The Bayesian interpretation of pseudo-distributions.

Consider a an optimization problem of the form \(\min_{x\in\bits^n} f(x)\). When we run the degree \(d\) sos algorithm on this problem, we obtain the minimum value \(\alpha\in\R\) for which there is a degree \(d\) pseudo-distribution \(\mu\) such that \(\pE_\mu f = \alpha\). Our notation strongly encourages us to pretend that \(\mu\) is an actual distribution over \(x\in\bits^n\) such that \(f(x)=\alpha\).Satisfying \(\pE f = \alpha\) and being supported on \(\{ x : f(x)=\alpha \}\) is not the same thing in general, but these notions do coincide when \(\alpha\) is the global minimum of \(f\). Indeed, many properties of pseudo-distributions, such as satisfying the Cauchy-Schwarz and Holder inequalities, are most naturally explained by the phenomena of “inheriting” traits of actual distributions. However, often we have strong reasons to believe that no such distribution exists, or that if it does, its moments look nothing like \(\mu\)’s. How are we to interpret \(\mu\) in such cases?

Let us elaborate on this a bit more. In many natural settings, the global minimum of \(f\) would be achieved at a single point. For example, if we think of \(f\) as counting the number of violations of some constraints or equations, then often these equations are over constrained in the sense that the number of constraints is large enough to completely determine the optimum point. In optimization problems arising from machine learning, \(x^*\in\bits^n\) could denote the unknown parameters of the model, and \(f\) would be a function derived from the observed data.E.g., \(x^*\) can denote the parameters of an unknown neural network and \(f\) is the function that minimizes the total deviation of the predictions of the candidate network \(x\) from the correct labels on a large number of samples.
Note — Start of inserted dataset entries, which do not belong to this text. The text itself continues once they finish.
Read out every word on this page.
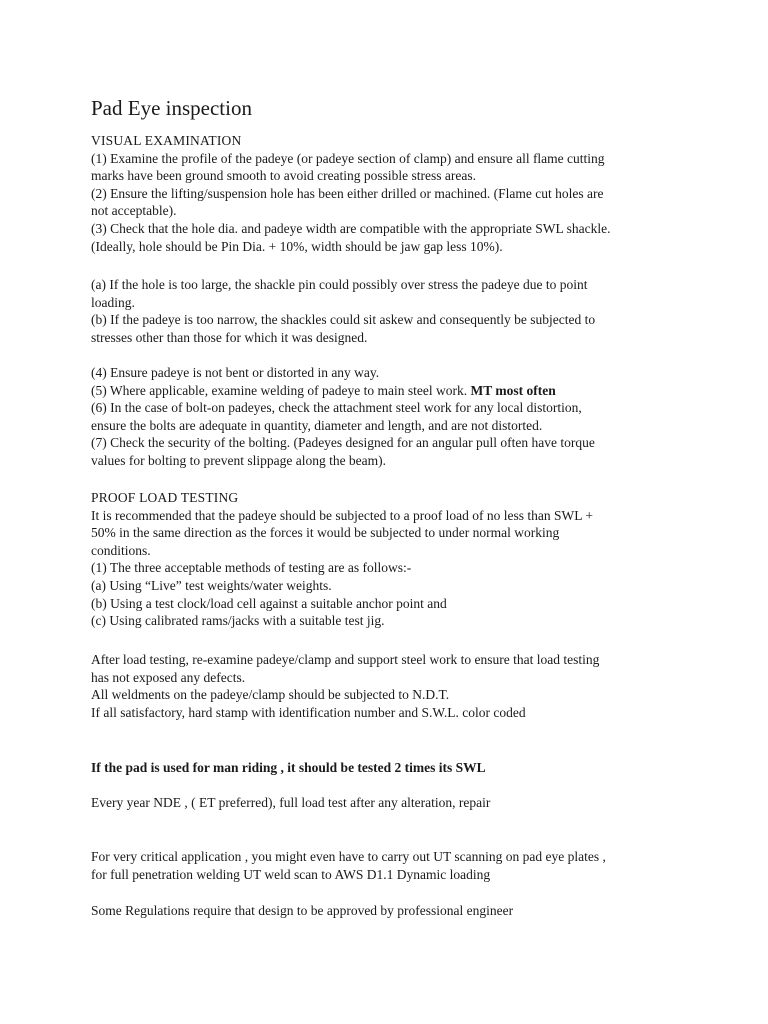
Pad Eye inspection

VISUAL EXAMINATION

(1) Examine the profile of the padeye (or padeye section of clamp) and ensure all flame cutting

marks have been ground smooth to avoid creating possible stress areas.

(2) Ensure the lifting/suspension hole has been either drilled or machined. (Flame cut holes are

not acceptable).

(3) Check that the hole dia. and padeye width are compatible with the appropriate SWL shackle.

(Ideally, hole should be Pin Dia. + 10%, width should be jaw gap less 10%).

(a) If the hole is too large, the shackle pin could possibly over stress the padeye due to point

loading.

(b) If the padeye is too narrow, the shackles could sit askew and consequently be subjected to

stresses other than those for which it was designed.

(4) Ensure padeye is not bent or distorted in any way.

(5) Where applicable, examine welding of padeye to main steel work. MT most often

(6) In the case of bolt-on padeyes, check the attachment steel work for any local distortion,

ensure the bolts are adequate in quantity, diameter and length, and are not distorted.

(7) Check the security of the bolting. (Padeyes designed for an angular pull often have torque

values for bolting to prevent slippage along the beam).

PROOF LOAD TESTING

It is recommended that the padeye should be subjected to a proof load of no less than SWL +

50% in the same direction as the forces it would be subjected to under normal working

conditions.

(1) The three acceptable methods of testing are as follows:-

(a) Using “Live” test weights/water weights.

(b) Using a test clock/load cell against a suitable anchor point and

(c) Using calibrated rams/jacks with a suitable test jig.

After load testing, re-examine padeye/clamp and support steel work to ensure that load testing

has not exposed any defects.

All weldments on the padeye/clamp should be subjected to N.D.T.

If all satisfactory, hard stamp with identification number and S.W.L. color coded

If the pad is used for man riding , it should be tested 2 times its SWL

Every year NDE , ( ET preferred), full load test after any alteration, repair

For very critical application , you might even have to carry out UT scanning on pad eye plates ,

for full penetration welding UT weld scan to AWS D1.1 Dynamic loading

Some Regulations require that design to be approved by professional engineer
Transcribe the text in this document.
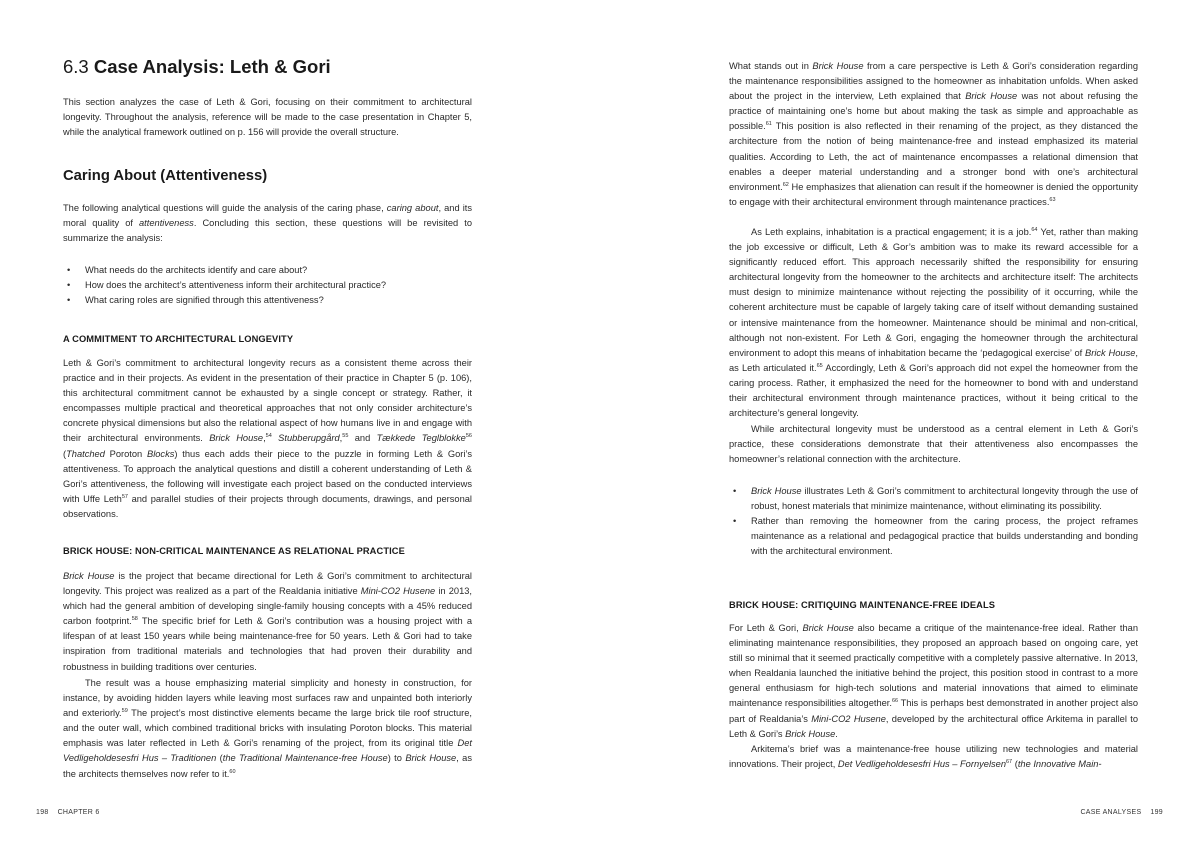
6.3 Case Analysis: Leth & Gori

This section analyzes the case of Leth & Gori, focusing on their commitment to architectural longevity. Throughout the analysis, reference will be made to the case presentation in Chapter 5, while the analytical framework outlined on p. 156 will provide the overall structure.

Caring About (Attentiveness)

The following analytical questions will guide the analysis of the caring phase, caring about, and its moral quality of attentiveness. Concluding this section, these questions will be revisited to summarize the analysis:

• What needs do the architects identify and care about?
• How does the architect’s attentiveness inform their architectural practice?
• What caring roles are signified through this attentiveness?
A COMMITMENT TO ARCHITECTURAL LONGEVITY

Leth & Gori’s commitment to architectural longevity recurs as a consistent theme across their practice and in their projects. As evident in the presentation of their practice in Chapter 5 (p. 106), this architectural commitment cannot be exhausted by a single concept or strategy. Rather, it encompasses multiple practical and theoretical approaches that not only consider architecture’s concrete physical dimensions but also the relational aspect of how humans live in and engage with their architectural environments. Brick House,$^{54}$ Stubberupgård,$^{55}$ and Tækkede Teglblokke$^{56}$ (Thatched Poroton Blocks) thus each adds their piece to the puzzle in forming Leth & Gori’s attentiveness. To approach the analytical questions and distill a coherent understanding of Leth & Gori’s attentiveness, the following will investigate each project based on the conducted interviews with Uffe Leth$^{57}$ and parallel studies of their projects through documents, drawings, and personal observations.

BRICK HOUSE: NON-CRITICAL MAINTENANCE AS RELATIONAL PRACTICE

Brick House is the project that became directional for Leth & Gori’s commitment to architectural longevity. This project was realized as a part of the Realdania initiative Mini-CO2 Husene in 2013, which had the general ambition of developing single-family housing concepts with a 45% reduced carbon footprint.$^{58}$ The specific brief for Leth & Gori’s contribution was a housing project with a lifespan of at least 150 years while being maintenance-free for 50 years. Leth & Gori had to take inspiration from traditional materials and technologies that had proven their durability and robustness in building traditions over centuries.

The result was a house emphasizing material simplicity and honesty in construction, for instance, by avoiding hidden layers while leaving most surfaces raw and unpainted both interiorly and exteriorly.$^{59}$ The project’s most distinctive elements became the large brick tile roof structure, and the outer wall, which combined traditional bricks with insulating Poroton blocks. This material emphasis was later reflected in Leth & Gori’s renaming of the project, from its original title Det Vedligeholdesesfri Hus – Traditionen (the Traditional Maintenance-free House) to Brick House, as the architects themselves now refer to it.$^{60}$

198 CHAPTER 6

What stands out in Brick House from a care perspective is Leth & Gori’s consideration regarding the maintenance responsibilities assigned to the homeowner as inhabitation unfolds. When asked about the project in the interview, Leth explained that Brick House was not about refusing the practice of maintaining one’s home but about making the task as simple and approachable as possible.$^{61}$ This position is also reflected in their renaming of the project, as they distanced the architecture from the notion of being maintenance-free and instead emphasized its material qualities. According to Leth, the act of maintenance encompasses a relational dimension that enables a deeper material understanding and a stronger bond with one’s architectural environment.$^{62}$ He emphasizes that alienation can result if the homeowner is denied the opportunity to engage with their architectural environment through maintenance practices.$^{63}$

As Leth explains, inhabitation is a practical engagement; it is a job.$^{64}$ Yet, rather than making the job excessive or difficult, Leth & Gor’s ambition was to make its reward accessible for a significantly reduced effort. This approach necessarily shifted the responsibility for ensuring architectural longevity from the homeowner to the architects and architecture itself: The architects must design to minimize maintenance without rejecting the possibility of it occurring, while the coherent architecture must be capable of largely taking care of itself without demanding sustained or intensive maintenance from the homeowner. Maintenance should be minimal and non-critical, although not non-existent. For Leth & Gori, engaging the homeowner through the architectural environment to adopt this means of inhabitation became the ‘pedagogical exercise’ of Brick House, as Leth articulated it.$^{65}$ Accordingly, Leth & Gori’s approach did not expel the homeowner from the caring process. Rather, it emphasized the need for the homeowner to bond with and understand their architectural environment through maintenance practices, without it being critical to the architecture’s general longevity.

While architectural longevity must be understood as a central element in Leth & Gori’s practice, these considerations demonstrate that their attentiveness also encompasses the homeowner’s relational connection with the architecture.

• Brick House illustrates Leth & Gori’s commitment to architectural longevity through the use of robust, honest materials that minimize maintenance, without eliminating its possibility.
• Rather than removing the homeowner from the caring process, the project reframes maintenance as a relational and pedagogical practice that builds understanding and bonding with the architectural environment.
BRICK HOUSE: CRITIQUING MAINTENANCE-FREE IDEALS

For Leth & Gori, Brick House also became a critique of the maintenance-free ideal. Rather than eliminating maintenance responsibilities, they proposed an approach based on ongoing care, yet still so minimal that it seemed practically competitive with a completely passive alternative. In 2013, when Realdania launched the initiative behind the project, this position stood in contrast to a more general enthusiasm for high-tech solutions and material innovations that aimed to eliminate maintenance responsibilities altogether.$^{66}$ This is perhaps best demonstrated in another project also part of Realdania’s Mini-CO2 Husene, developed by the architectural office Arkitema in parallel to Leth & Gori’s Brick House.

Arkitema’s brief was a maintenance-free house utilizing new technologies and material innovations. Their project, Det Vedligeholdesesfri Hus – Fornyelsen$^{67}$ (the Innovative Main-

CASE ANALYSES 199
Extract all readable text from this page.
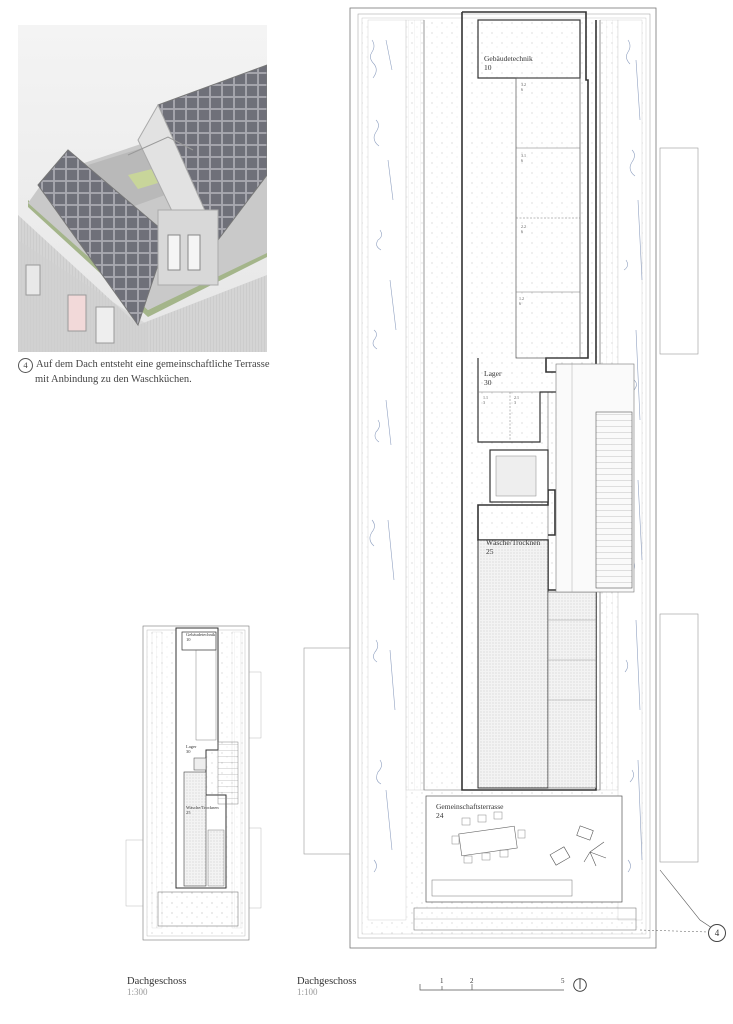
4 Auf dem Dach entsteht eine gemeinschaftliche Terrasse
mit Anbindung zu den Waschküchen.
Gebäudetechnik
10
Lager
30
Wäsche/Trocknen
25
Gemeinschaftsterrasse
24
3.2
6
3.1
6
2.2
6
1.2
6
1.1
3
2.1
3
4
Gebäudetechnik
10
Lager
30
Wäsche/Trocknen
25
Dachgeschoss
1:300
Dachgeschoss
1:100
1	2	5
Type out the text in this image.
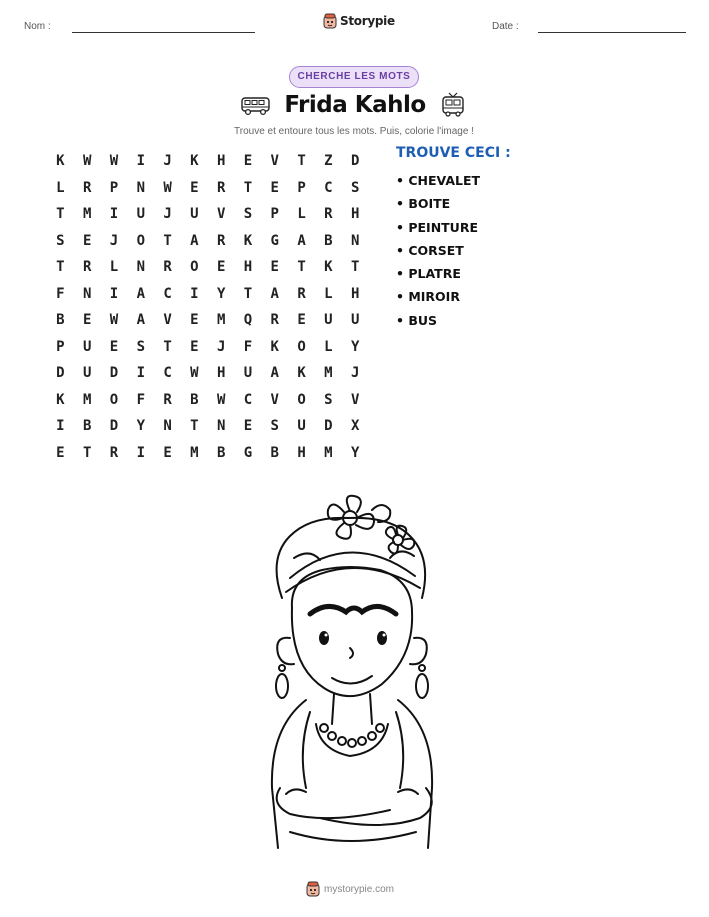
Nom :	Storypie	Date :
CHERCHE LES MOTS
Frida Kahlo
Trouve et entoure tous les mots. Puis, colorie l'image !
K	W	W	I	J	K	H	E	V	T	Z	D
L	R	P	N	W	E	R	T	E	P	C	S
T	M	I	U	J	U	V	S	P	L	R	H
S	E	J	O	T	A	R	K	G	A	B	N
T	R	L	N	R	O	E	H	E	T	K	T
F	N	I	A	C	I	Y	T	A	R	L	H
B	E	W	A	V	E	M	Q	R	E	U	U
P	U	E	S	T	E	J	F	K	O	L	Y
D	U	D	I	C	W	H	U	A	K	M	J
K	M	O	F	R	B	W	C	V	O	S	V
I	B	D	Y	N	T	N	E	S	U	D	X
E	T	R	I	E	M	B	G	B	H	M	Y
TROUVE CECI :
• CHEVALET
• BOITE
• PEINTURE
• CORSET
• PLATRE
• MIROIR
• BUS
mystorypie.com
As we accumulate enough data, eventually it would completely determine the unknown parameters (with arbitrarily high accuracy) in a statistical sense. So, if \(\mu\) was truly supported on points achieving the global minimum then \(\mu\) would simply be the distribution putting all the weight on the single point \(x^*\) which in particular means that \(\pE_\mu x_i = x^*_i\) for every \(i\). But if deriving the parameters from the observations is computationally hard then we shouldn’t be able to “read off” \(x^*\) from the expectations and so it will not hold that \(\pE_\mu x_i\) is equal to either \(0\) or \(1\) for all \(i\).

As another example, consider the case where \(f(x)\) counts the number of violations of the constraints of some particular 3SAT formula \(\varphi\) by the assignment \(x\in\bits^n\). The forumla \(\varphi\) is satisfiable if and only \(\min_x f(x)=0\) but since this problem is NP hard there should exist some \(f\)’s of this form such that \(\min_x f(x)>0\) but for every constant \(d\) there is a \(d\) pseudo-distribution \(\mu\) such that \(\pE_\mu f = 0\). Thus this pseudo-distribution pretends to distribution over elements (i.e., satisfying assignments) that don’t exist. This is why we sometimes refer to such pseudo-distributions as akin to being supported over “unicorns”.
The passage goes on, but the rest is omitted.